Right now, I’m making my way through Anna Karenina with, yes, the inevitable parallel running through my head, about Napoleon being defeated by the immensity of the Russian steppes in winter. I’m hoping the dense spread of Tolstoy’s pages won’t defeat me, but it’s slow going, even though the book itself is wonderful, thick with the minutiae of a world, and filled with precise observations: “like all guilty husbands, Stepan was very solicitous of his wife’s comfort…” I’ve got about a hundred pages left and I’ve taken some satisfaction in watching my bookmark march through the pages – a satisfaction I wouldn’t get if I were reading this on a Kindle. Husband points out that if I were reading on a Kindle, I could take the book with me because it wouldn’t be so heavy – but I don’t want to read Anna Karenina on the subway (despite the whole train thing). She doesn’t belong there. Trains are for magazines, detective novels, student papers – things to which you don’t have to give your full attention.

I think something gets lost when you read on a Kindle; it seems somehow impersonal. Husband says I’m a Luddite and should really shake off the dust of nostalgia, but what can I say. Imagine “lending” a book to someone on a Kindle: do I just send you the file?
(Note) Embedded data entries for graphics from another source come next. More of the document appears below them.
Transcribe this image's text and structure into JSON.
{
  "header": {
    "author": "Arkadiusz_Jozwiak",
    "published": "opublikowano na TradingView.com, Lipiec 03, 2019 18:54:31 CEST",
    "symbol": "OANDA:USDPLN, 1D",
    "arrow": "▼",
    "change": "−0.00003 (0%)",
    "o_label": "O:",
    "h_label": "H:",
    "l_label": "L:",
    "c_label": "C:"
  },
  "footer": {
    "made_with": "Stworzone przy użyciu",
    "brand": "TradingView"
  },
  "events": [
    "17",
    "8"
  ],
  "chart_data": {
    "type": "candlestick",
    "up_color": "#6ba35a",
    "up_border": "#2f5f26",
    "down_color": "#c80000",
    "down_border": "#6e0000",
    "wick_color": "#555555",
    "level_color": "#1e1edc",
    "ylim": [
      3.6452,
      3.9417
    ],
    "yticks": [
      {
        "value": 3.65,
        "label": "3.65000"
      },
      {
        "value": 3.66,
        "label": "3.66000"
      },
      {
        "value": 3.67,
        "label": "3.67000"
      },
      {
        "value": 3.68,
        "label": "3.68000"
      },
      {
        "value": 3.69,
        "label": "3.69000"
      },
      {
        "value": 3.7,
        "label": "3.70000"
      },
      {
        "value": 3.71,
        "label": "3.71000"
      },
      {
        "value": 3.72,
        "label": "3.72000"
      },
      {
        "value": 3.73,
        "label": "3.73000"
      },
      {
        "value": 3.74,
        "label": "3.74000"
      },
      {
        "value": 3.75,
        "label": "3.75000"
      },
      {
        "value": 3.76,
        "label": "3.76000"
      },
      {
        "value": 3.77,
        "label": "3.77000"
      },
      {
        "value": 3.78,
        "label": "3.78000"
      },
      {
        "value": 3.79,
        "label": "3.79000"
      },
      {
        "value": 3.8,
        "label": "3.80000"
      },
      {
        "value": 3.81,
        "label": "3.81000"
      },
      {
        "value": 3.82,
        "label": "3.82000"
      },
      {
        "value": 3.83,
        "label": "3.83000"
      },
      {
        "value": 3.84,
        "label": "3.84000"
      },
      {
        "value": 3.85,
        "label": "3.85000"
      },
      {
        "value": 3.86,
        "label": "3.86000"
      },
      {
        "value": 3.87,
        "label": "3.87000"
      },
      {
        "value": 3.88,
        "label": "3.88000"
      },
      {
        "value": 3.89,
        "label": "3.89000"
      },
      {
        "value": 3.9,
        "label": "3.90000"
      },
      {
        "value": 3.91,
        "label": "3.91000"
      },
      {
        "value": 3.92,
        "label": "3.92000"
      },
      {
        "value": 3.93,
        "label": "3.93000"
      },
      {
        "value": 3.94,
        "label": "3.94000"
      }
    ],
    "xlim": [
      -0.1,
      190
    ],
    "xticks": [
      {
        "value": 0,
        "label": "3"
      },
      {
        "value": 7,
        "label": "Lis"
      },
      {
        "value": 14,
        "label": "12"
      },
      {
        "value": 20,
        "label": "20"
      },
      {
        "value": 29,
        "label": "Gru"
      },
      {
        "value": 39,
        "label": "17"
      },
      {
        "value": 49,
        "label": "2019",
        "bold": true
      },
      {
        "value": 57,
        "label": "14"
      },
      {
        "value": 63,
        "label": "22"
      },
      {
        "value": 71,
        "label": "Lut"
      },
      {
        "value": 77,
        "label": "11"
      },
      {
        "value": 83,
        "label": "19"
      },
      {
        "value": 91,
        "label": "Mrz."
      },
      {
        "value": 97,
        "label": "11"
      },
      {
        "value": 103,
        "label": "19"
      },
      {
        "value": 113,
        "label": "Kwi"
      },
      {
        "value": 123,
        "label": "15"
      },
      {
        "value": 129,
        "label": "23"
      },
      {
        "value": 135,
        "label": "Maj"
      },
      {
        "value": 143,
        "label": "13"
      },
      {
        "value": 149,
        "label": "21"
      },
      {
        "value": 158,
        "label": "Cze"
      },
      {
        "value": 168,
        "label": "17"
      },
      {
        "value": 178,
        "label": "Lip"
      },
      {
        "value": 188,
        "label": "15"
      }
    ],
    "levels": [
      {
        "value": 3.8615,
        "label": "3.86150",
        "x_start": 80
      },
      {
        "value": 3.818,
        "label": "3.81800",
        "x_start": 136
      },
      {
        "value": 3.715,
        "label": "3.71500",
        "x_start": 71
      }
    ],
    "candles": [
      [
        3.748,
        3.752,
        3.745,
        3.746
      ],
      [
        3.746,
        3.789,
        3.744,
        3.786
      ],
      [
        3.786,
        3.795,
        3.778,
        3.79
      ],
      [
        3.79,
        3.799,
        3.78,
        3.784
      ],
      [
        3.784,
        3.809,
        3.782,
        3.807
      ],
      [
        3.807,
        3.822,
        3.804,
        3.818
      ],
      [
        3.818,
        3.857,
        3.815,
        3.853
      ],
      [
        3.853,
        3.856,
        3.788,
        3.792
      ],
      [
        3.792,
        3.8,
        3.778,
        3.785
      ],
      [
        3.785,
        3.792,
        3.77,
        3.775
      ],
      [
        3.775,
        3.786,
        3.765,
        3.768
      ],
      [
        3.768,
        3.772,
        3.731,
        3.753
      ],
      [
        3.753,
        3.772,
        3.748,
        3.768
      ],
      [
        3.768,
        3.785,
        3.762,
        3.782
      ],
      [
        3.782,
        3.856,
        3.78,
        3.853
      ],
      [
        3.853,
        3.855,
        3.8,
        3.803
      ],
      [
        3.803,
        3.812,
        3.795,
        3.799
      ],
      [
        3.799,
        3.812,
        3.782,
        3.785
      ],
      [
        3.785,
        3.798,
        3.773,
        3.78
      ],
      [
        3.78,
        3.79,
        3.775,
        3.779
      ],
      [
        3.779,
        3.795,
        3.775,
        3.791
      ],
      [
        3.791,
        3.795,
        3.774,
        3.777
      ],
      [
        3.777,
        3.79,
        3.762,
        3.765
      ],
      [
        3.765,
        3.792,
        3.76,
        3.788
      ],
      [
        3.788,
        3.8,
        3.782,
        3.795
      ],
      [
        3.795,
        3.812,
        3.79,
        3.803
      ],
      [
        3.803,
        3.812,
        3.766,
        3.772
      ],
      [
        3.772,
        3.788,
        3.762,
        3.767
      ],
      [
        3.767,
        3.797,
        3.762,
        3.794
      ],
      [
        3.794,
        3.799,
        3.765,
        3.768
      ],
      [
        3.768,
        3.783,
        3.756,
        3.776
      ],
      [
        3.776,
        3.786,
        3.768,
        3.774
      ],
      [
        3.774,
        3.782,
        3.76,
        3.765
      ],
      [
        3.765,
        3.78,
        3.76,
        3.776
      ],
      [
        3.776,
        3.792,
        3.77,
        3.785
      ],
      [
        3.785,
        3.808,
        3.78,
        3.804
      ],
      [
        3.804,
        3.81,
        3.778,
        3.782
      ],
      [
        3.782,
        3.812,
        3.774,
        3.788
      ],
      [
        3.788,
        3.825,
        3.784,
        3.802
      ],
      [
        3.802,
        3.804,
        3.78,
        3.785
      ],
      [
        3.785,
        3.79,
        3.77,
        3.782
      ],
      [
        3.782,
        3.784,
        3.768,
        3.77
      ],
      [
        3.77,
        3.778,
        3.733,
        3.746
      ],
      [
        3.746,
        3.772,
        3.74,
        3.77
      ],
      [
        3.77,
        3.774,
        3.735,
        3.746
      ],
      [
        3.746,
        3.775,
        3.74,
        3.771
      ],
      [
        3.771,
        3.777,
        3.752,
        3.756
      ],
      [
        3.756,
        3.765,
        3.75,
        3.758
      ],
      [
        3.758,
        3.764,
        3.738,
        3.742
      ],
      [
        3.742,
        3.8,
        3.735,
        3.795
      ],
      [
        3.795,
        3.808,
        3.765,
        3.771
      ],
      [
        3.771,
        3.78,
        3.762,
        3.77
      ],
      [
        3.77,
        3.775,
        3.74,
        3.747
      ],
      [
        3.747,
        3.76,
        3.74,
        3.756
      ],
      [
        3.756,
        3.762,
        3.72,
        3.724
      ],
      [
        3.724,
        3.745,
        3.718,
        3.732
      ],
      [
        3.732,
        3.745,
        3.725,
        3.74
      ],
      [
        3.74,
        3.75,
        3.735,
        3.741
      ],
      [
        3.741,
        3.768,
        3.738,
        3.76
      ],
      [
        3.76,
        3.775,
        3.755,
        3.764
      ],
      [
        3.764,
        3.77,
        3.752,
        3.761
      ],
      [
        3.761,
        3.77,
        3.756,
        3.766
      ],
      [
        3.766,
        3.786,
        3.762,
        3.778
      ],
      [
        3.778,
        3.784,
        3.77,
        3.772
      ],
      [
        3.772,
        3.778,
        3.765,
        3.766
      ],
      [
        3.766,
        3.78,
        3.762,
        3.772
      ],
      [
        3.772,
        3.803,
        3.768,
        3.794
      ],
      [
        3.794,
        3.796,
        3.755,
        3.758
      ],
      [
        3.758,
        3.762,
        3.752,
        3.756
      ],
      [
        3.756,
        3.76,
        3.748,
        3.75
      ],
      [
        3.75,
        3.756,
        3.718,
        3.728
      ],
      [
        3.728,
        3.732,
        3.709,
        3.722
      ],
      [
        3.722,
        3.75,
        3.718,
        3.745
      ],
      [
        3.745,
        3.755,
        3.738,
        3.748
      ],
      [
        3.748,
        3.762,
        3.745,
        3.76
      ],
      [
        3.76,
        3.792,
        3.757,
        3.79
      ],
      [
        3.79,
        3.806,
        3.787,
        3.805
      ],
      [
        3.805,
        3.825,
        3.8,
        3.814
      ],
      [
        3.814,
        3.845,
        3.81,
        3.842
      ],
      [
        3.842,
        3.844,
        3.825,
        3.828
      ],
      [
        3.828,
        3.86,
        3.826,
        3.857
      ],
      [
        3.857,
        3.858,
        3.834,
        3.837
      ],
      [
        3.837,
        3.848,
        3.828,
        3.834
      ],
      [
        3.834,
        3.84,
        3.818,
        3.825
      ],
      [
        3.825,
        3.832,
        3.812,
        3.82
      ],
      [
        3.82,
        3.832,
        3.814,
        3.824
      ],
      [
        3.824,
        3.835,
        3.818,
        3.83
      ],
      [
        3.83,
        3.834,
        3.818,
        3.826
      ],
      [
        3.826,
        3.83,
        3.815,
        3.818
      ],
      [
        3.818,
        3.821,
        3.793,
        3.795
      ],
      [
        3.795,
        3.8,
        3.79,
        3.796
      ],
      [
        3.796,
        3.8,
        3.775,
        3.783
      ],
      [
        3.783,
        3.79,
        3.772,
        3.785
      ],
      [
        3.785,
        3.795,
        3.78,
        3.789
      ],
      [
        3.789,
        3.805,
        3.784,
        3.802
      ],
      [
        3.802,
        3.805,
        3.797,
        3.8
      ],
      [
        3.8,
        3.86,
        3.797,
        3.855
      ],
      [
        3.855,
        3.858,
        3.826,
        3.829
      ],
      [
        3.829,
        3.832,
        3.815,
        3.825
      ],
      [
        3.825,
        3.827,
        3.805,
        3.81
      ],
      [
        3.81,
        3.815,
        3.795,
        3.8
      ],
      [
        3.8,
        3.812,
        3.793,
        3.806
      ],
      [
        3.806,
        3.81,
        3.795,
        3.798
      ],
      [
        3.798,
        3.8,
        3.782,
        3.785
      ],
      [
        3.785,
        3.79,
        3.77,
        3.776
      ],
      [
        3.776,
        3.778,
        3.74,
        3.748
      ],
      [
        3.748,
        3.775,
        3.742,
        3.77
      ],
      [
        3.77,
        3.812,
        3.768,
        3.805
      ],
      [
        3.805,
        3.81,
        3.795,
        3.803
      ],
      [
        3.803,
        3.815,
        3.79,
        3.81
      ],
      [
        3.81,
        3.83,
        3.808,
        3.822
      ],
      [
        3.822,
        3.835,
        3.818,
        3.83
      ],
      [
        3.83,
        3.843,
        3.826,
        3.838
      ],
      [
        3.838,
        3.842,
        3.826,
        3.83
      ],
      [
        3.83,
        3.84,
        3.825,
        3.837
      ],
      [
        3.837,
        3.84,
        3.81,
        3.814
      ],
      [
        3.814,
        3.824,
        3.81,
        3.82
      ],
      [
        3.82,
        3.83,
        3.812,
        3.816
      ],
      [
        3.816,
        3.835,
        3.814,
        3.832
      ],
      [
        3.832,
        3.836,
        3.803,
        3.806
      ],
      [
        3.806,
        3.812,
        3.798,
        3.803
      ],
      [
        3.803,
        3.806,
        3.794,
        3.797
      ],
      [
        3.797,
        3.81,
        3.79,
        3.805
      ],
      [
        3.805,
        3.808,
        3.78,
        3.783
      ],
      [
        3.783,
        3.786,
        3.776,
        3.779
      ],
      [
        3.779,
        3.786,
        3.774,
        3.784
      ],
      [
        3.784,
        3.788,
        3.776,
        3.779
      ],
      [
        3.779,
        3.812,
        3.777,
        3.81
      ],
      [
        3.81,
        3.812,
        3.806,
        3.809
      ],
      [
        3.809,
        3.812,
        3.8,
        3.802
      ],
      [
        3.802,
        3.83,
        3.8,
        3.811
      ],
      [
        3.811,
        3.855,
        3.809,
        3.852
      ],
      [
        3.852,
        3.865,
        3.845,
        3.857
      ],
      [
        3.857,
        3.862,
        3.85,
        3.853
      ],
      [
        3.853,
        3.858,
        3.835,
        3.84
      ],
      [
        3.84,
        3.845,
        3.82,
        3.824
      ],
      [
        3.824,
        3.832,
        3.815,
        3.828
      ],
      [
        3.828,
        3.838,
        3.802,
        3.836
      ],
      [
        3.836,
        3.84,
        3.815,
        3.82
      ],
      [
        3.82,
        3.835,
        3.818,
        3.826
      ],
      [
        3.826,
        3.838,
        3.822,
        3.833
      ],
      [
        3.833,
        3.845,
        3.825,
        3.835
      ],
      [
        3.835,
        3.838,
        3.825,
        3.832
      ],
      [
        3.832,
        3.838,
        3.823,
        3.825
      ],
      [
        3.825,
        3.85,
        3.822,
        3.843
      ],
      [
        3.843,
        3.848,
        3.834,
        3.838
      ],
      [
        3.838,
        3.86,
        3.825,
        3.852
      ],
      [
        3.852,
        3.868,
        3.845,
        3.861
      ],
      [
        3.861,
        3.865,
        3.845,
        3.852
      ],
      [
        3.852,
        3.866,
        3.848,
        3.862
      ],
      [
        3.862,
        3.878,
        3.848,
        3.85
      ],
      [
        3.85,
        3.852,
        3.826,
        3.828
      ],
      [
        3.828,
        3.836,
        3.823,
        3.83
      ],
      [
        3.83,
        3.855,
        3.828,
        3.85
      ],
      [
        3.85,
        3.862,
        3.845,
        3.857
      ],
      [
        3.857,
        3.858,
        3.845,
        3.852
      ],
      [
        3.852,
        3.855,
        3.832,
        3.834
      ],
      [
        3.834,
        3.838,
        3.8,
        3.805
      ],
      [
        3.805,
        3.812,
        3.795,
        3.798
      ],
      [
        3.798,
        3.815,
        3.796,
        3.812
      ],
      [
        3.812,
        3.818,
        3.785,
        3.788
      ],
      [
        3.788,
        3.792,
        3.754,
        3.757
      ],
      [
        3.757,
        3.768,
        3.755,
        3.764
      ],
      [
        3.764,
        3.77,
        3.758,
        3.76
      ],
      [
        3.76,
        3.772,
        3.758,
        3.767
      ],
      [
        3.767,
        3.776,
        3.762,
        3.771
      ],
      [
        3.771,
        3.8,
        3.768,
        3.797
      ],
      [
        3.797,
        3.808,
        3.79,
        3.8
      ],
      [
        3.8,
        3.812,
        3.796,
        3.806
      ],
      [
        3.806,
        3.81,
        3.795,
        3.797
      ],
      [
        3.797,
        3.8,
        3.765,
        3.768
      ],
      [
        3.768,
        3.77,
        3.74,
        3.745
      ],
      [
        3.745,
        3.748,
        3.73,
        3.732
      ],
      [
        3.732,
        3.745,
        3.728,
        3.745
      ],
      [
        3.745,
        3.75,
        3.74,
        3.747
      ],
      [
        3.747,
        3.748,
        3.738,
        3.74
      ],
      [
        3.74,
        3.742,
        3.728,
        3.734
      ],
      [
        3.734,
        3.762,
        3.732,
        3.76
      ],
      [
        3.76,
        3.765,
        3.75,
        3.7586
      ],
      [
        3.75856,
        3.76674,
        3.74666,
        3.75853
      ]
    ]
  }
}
You don’t see the dog-eared pages, or the water spots from when I was reading at the beach; if it’s an old book, you don’t see my loopy youthful scrawl on the frontispiece, spelling out my name. When I say things like this to Husband, he’s all “why would anyone want to borrow a book with crap all over it anyway?”

But then I see Liam, wrapped in a blanket on the couch, face burrowed into a book: he reads with his whole body, it seems, as if he’d like to funnel himself into the pages. When I read things digitally, I’m very aware of the medium – of the keyboard, the scroll function, the click of the keys. The whisper of turning book pages, though, echo the narrative unspooling in my head; the “interface” is seamless, my connection to what I’m reading absolute.

An article in the Times magazine a while back talked about literacy websites for pre-schoolers, commenting on the fact that the websites tried to replicate the physical attributes of books themselves, but without fooling the author’s three-year-old into thinking he’d read a book.  Her son liked the websites, but thought of them as movies, not books. Books, for him, are  “intimate” and “snuggly,” because he’s at the stage where someone has to read to him. But even reading alone, as an adult, can be intimate – passionate and all-consuming, like any good love affair. It’s hard to imagine being passionate about a Kindle, frankly – and while we could go from that thought to a comparison between real lovers and electronic playthings, we’re not going to go there today.

Instead, we’re going to think about a book of photographs by Andre Kertesz, called On Reading (with many thanks to Patsy & co. for giving me this beautiful book for my birthday). The entire book is just…pictures of people reading. And while in most of these pictures people are reading alone, they don’t look lonely. They look content, at peace – as if, having lost themselves in the pages of a book, they have found themselves.